After yesterday I was hoping today would be different. I started off okay. I was getting my work done and all was well. I asked the engineer for today about doing some of the practical stuff with the ladder truck for the time I need in order to get checked off. As I was in the process of doing it, the captain came out and said he wanted a different guy to do it. That just totally angered me and made me feel like I am done with this.

So many things seem to be piling up on me right now. In some ways I just want to tell the chief thanks for the chance, I enjoyed many aspects of being fulltime, but there were some issues I was just unable to deal with. I have been doing this for nearly seven months. If I was only five months from being off probation that would be nice, but I would still have twelve months from the time of hire to be on probation. Seven months has been too much, another year is just horrible.

It makes me feel like I have two options at this point, just say “screw it.” Do my own thing and just don’t give a rip about anything else and do my job as required, but not play with other peoples’ games. Or play the games and have a better chance of “fitting in” with everyone should I get hired and make it off probation.

I want to just get my engineer stuff done under their nose.

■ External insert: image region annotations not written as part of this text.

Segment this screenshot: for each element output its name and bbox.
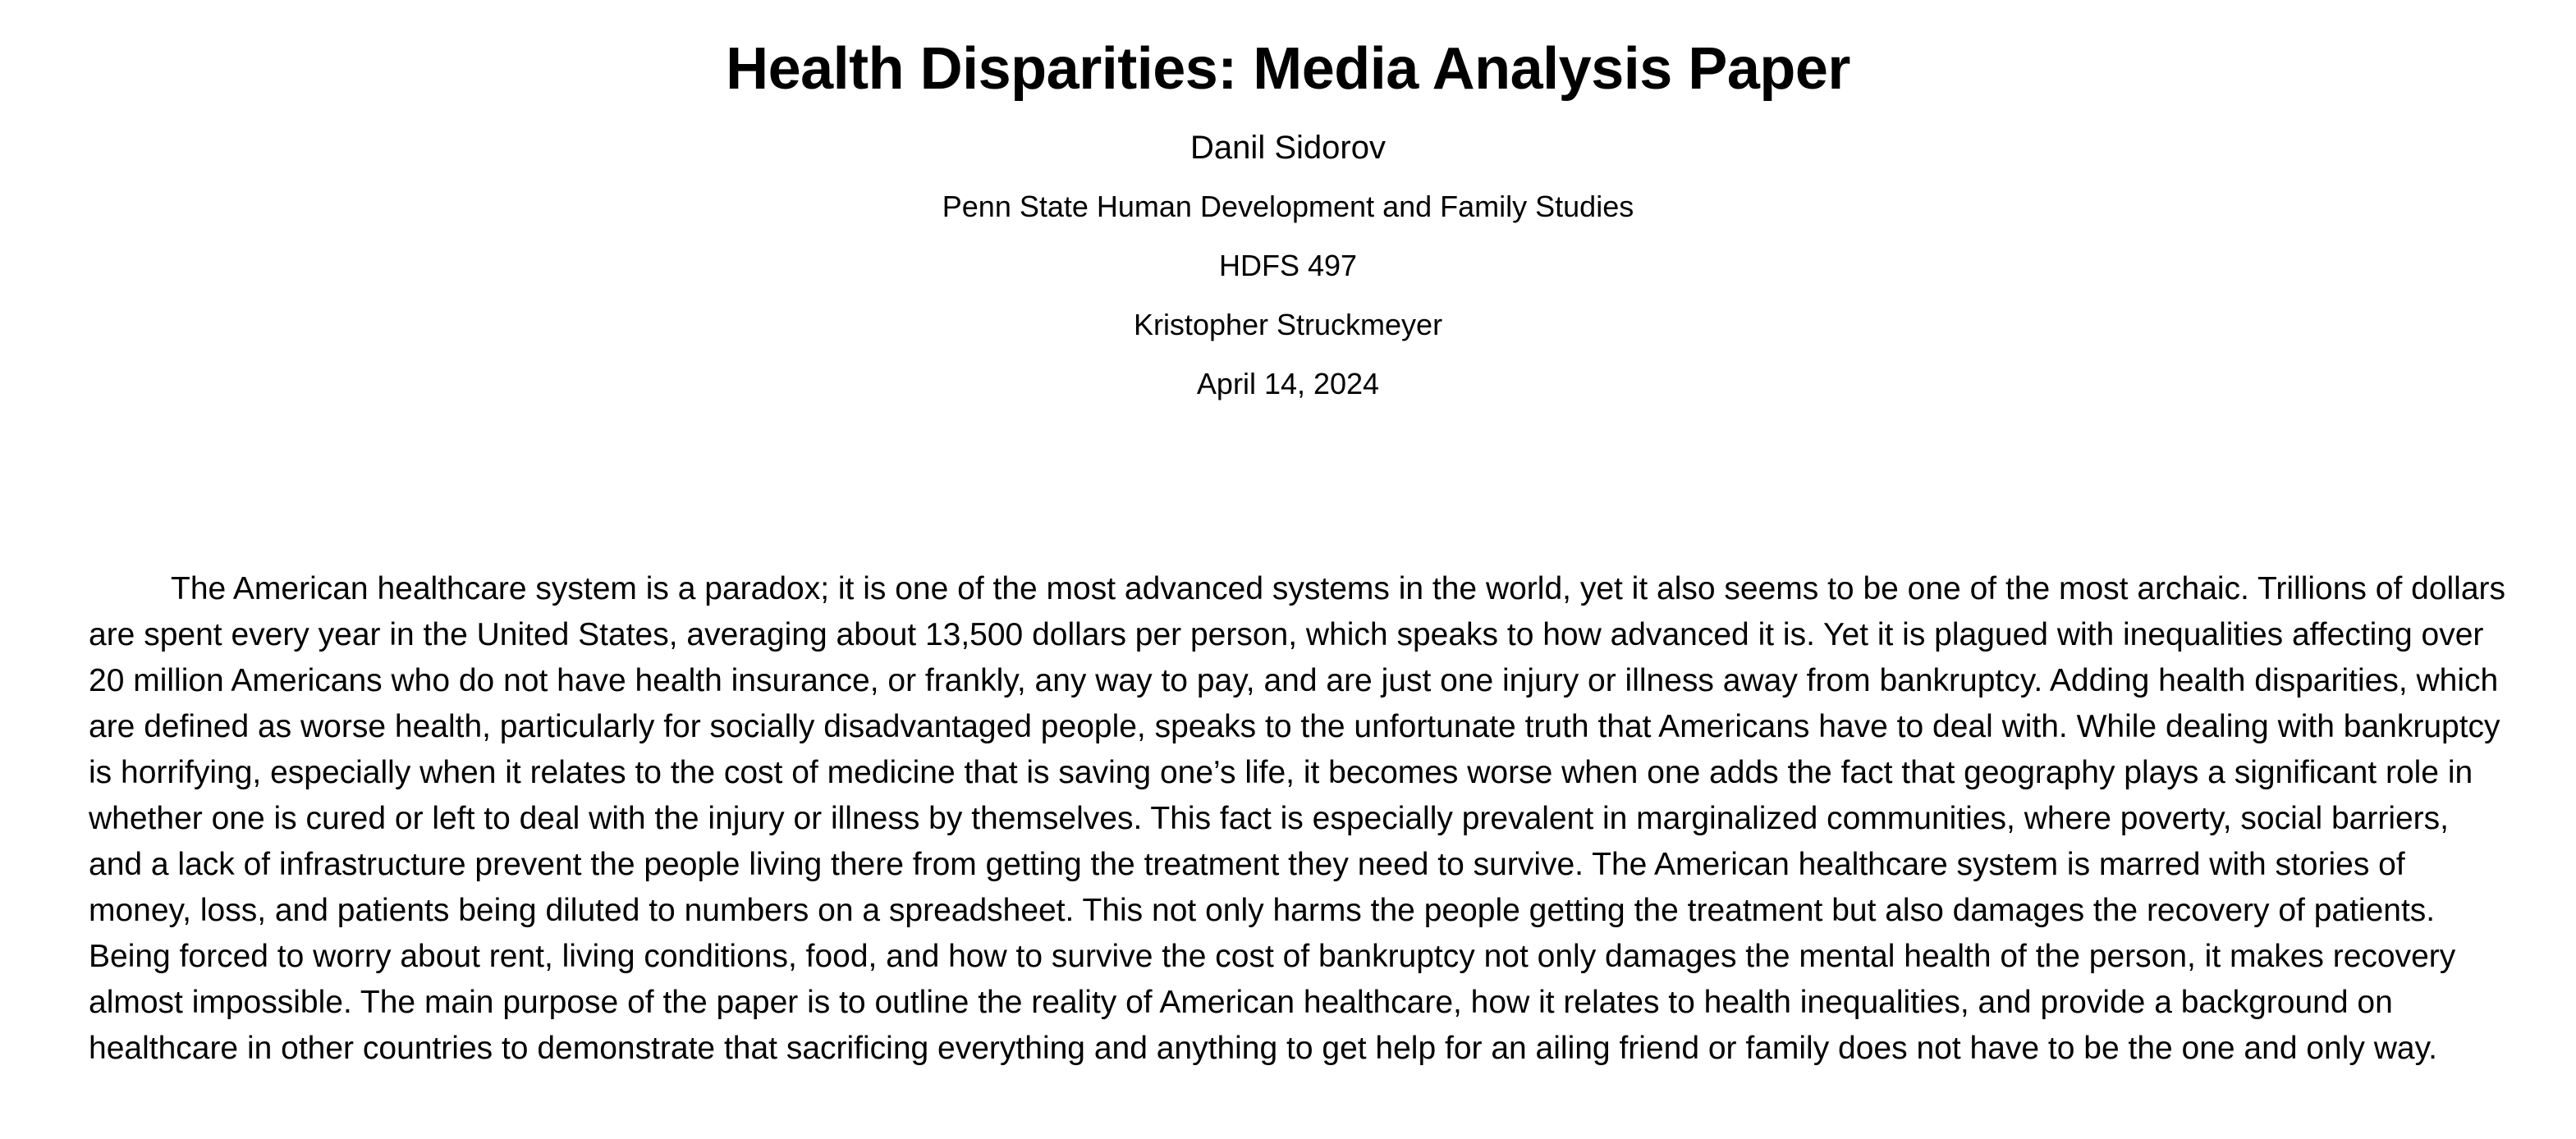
title-block: Health Disparities: Media Analysis Paper… [0,30,2576,414]
author-name: Danil Sidorov [1190,130,1386,166]
course-code: HDFS 497 [1218,249,1358,282]
body-paragraph: The American healthcare system is a para… [89,571,2506,1066]
document-title: Health Disparities: Media Analysis Paper [726,36,1850,102]
institution-name: Penn State Human Development and Family … [942,190,1634,223]
instructor-name: Kristopher Struckmeyer [1133,308,1443,341]
document-date: April 14, 2024 [1196,367,1380,400]
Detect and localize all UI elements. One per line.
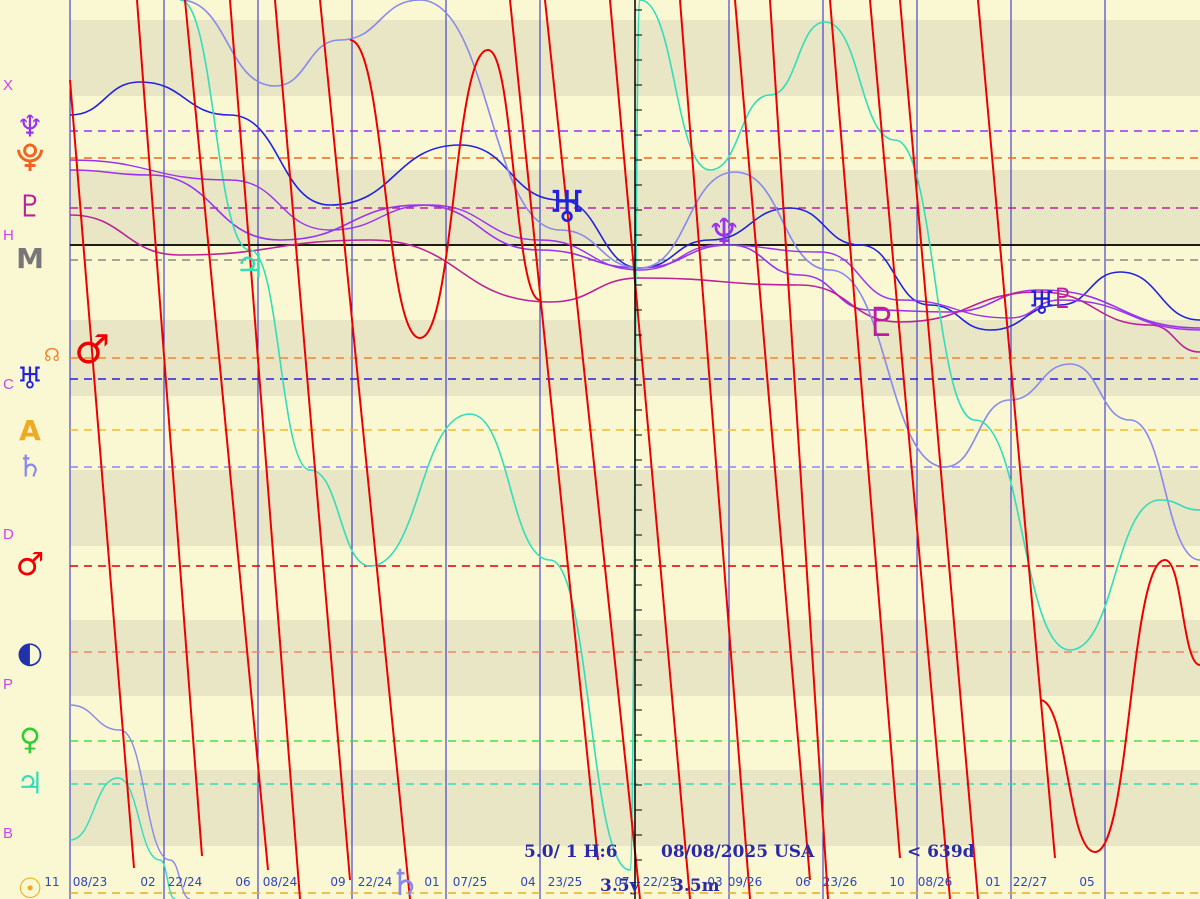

They are not going to help me do it. I have to go out and do it on my own. I am going to have to find time with Brown to get it done while on duty that way I can be done with it and not have to try to rely on the captains who have priorities that are different from mine.


No Responses to “Feeling Horrible Still”

  1. Anonymous on February 8, 2009 22:45

    Everyone starts out as a rookie. Granted, you were the veteran of the reserves, but viewed by the full time guys as unequal. You’re right about your two options. Either take what you get and pay your dues, or decide that it’s not for you.

    Every fire department is different. It’s the individuals of each city’s department that makes it what it is. The successes and failures fall on the group of individuals. You have to approach your decision like joining a company, because that’s what it is, a monopolized company. Do you really want to sign on with coworkers who refuse to shake a new employees’ hand? I have heard of one employee in my day who said such a thing–he ended up getting fired for drinking/stealing alcohol on the job. My guess is someone who says such a thing is not only a Grade A asshole, but will likely not endure with the company.

    Many fire departments are full of politics, so you must decide to become a part of it and adhere to their mold, or struggle conforming. No one will make it easy for you. The Chief’s decisions with your experiences could have reasons beyond your own personal viewpoint, so don’t dismiss his choices as something against you. The boss has to learn with time, that you can perform to meet expectations without fail. Whether you already have those abilities doesn’t mean that he’s comfortable with you executing those abilities, or perhaps he is allowing someone else gain that experience because they don’t have the time you have already put in.

    I hope any of my rambling helps. But at least the act of airing out some grievances can somehow help.